The liver's release of metabolites and enzymes is also disturbed when liver tissue is disturbed (91). Any rise in the activity of liver enzymes, such as AST and ALT, is a biological indicator of damage to the liver (92, 93). In this study, blood ALT and AST activities were higher in HS and ZNH groups compared to CON and ZN groups this suggesting that the liver of African catfish had suffered damage to some extent due to heat stress. This was agreed with Dalvi et al (94) which showed elevated AST and ALT activities in catfish (Horabagrus brachysoma) exposed to high temperatures for 30 days. The increased AST and ALT activities at higher temperatures suggest the mobilization of free amino acids for energy production. Similar observations have been reported in C. carpio (95) in response to thermal acclimation. Also, the elevation of liver enzyme activities may indicate enzyme leakage across damaged plasma membranes and/or increased synthesis of liver enzymes by the action of stress (96).

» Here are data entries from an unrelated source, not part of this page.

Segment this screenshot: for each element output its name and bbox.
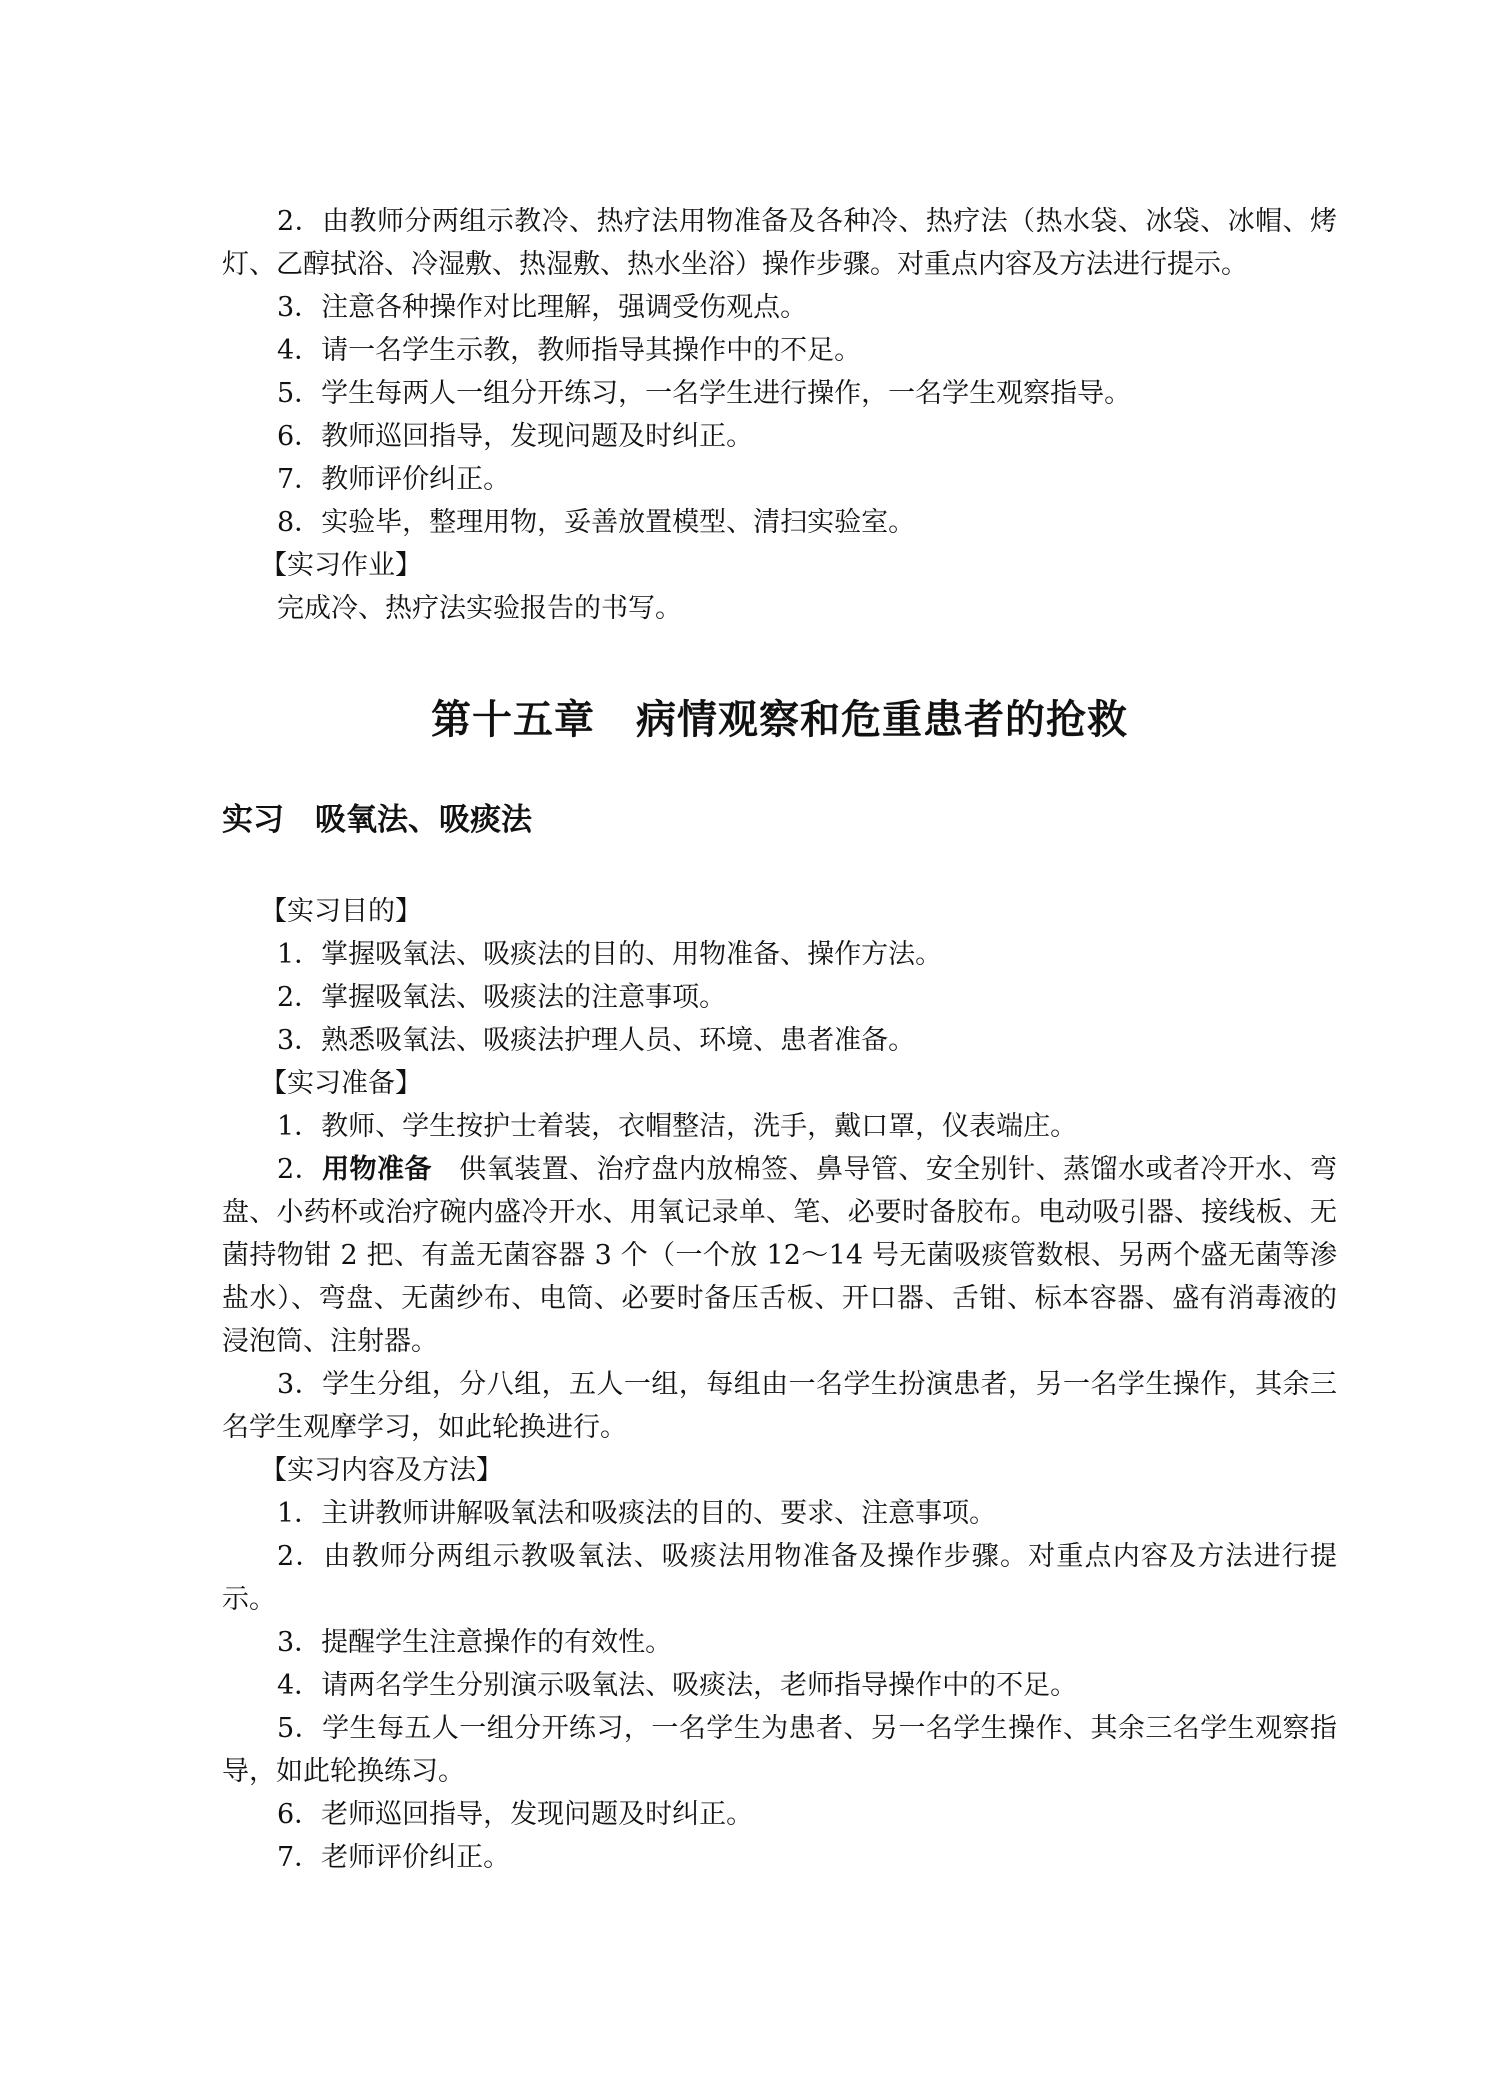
- document-page: [222, 200, 1337, 1879]
- chapter-title: 第十五章 病情观察和危重患者的抢救: [431, 697, 1128, 743]
- objectives-heading: 【实习目的】: [260, 896, 422, 927]
- list-item: 5．学生每五人一组分开练习，一名学生为患者、另一名学生操作、其余三名学生观察指导，如此轮换练习。: [222, 1713, 1337, 1787]
- list-item: 3．注意各种操作对比理解，强调受伤观点。: [277, 292, 808, 323]
- list-item: 2．由教师分两组示教吸氧法、吸痰法用物准备及操作步骤。对重点内容及方法进行提示。: [222, 1541, 1337, 1615]
- supplies-label: 用物准备: [322, 1154, 432, 1185]
- list-item: 2．由教师分两组示教冷、热疗法用物准备及各种冷、热疗法（热水袋、冰袋、冰帽、烤灯、乙醇拭浴、冷湿敷、热湿敷、热水坐浴）操作步骤。对重点内容及方法进行提示。: [222, 206, 1337, 280]
- list-item: 6．教师巡回指导，发现问题及时纠正。: [277, 421, 754, 452]
- list-item: 3．熟悉吸氧法、吸痰法护理人员、环境、患者准备。: [277, 1025, 916, 1056]
- homework-text: 完成冷、热疗法实验报告的书写。: [277, 593, 682, 624]
- list-item: 5．学生每两人一组分开练习，一名学生进行操作，一名学生观察指导。: [277, 378, 1132, 409]
- list-item: 3．提醒学生注意操作的有效性。: [277, 1627, 673, 1658]
- list-item: 3．学生分组，分八组，五人一组，每组由一名学生扮演患者，另一名学生操作，其余三名学生观摩学习，如此轮换进行。: [222, 1369, 1337, 1443]
- list-item: 1．主讲教师讲解吸氧法和吸痰法的目的、要求、注意事项。: [277, 1498, 997, 1529]
- list-item: 4．请两名学生分别演示吸氧法、吸痰法，老师指导操作中的不足。: [277, 1670, 1078, 1701]
- supplies-text: 供氧装置、治疗盘内放棉签、鼻导管、安全别针、蒸馏水或者冷开水、弯盘、小药杯或治疗碗内盛冷开水、用氧记录单、笔、必要时备胶布。电动吸引器、接线板、无菌持物钳 2 把、有盖无菌容器 3 个（一个放 12～14 号无菌吸痰管数根、另两个盛无菌等渗盐水）、弯盘、无菌纱布、电筒、必要时备压舌板、开口器、舌钳、标本容器、盛有消毒液的浸泡筒、注射器。: [222, 1154, 1338, 1357]
- list-item: 8．实验毕，整理用物，妥善放置模型、清扫实验室。: [277, 507, 916, 538]
- list-item: 1．教师、学生按护士着装，衣帽整洁，洗手，戴口罩，仪表端庄。: [277, 1111, 1078, 1142]
- supplies-number: 2．: [277, 1154, 323, 1185]
- supplies-paragraph: [222, 1148, 1337, 1363]
- list-item: 7．老师评价纠正。: [277, 1842, 511, 1873]
- preparation-heading: 【实习准备】: [260, 1068, 422, 1099]
- list-item: 2．掌握吸氧法、吸痰法的注意事项。: [277, 982, 727, 1013]
- section-title: 实习 吸氧法、吸痰法: [222, 802, 532, 838]
- list-item: 7．教师评价纠正。: [277, 464, 511, 495]
- homework-heading: 【实习作业】: [260, 550, 422, 581]
- list-item: 1．掌握吸氧法、吸痰法的目的、用物准备、操作方法。: [277, 939, 943, 970]
- list-item: 6．老师巡回指导，发现问题及时纠正。: [277, 1799, 754, 1830]
- methods-heading: 【实习内容及方法】: [260, 1455, 503, 1486]
- list-item: 4．请一名学生示教，教师指导其操作中的不足。: [277, 335, 862, 366]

Alkaline phosphatase (ALP) is a crucial metabolic regulator of enzymes in vivo that is directly involved in the metabolism of calcium and phosphate as well as the transfer of phosphate groups. It plays a significant role in the process of nutrient utilization and absorption in aquatic species. ALP can also raise the body's resistance to disease by altering the pathogen's surface structure, which improves the pathogen's capacity for recognition and phagocytosis (97). In this study serum alkaline phosphatase (ALP) activities showed a significant decline in HS and ZNH groups compared to CON and ZN groups. This agreed with Ming et al. (97) and Gulzar et al. (98).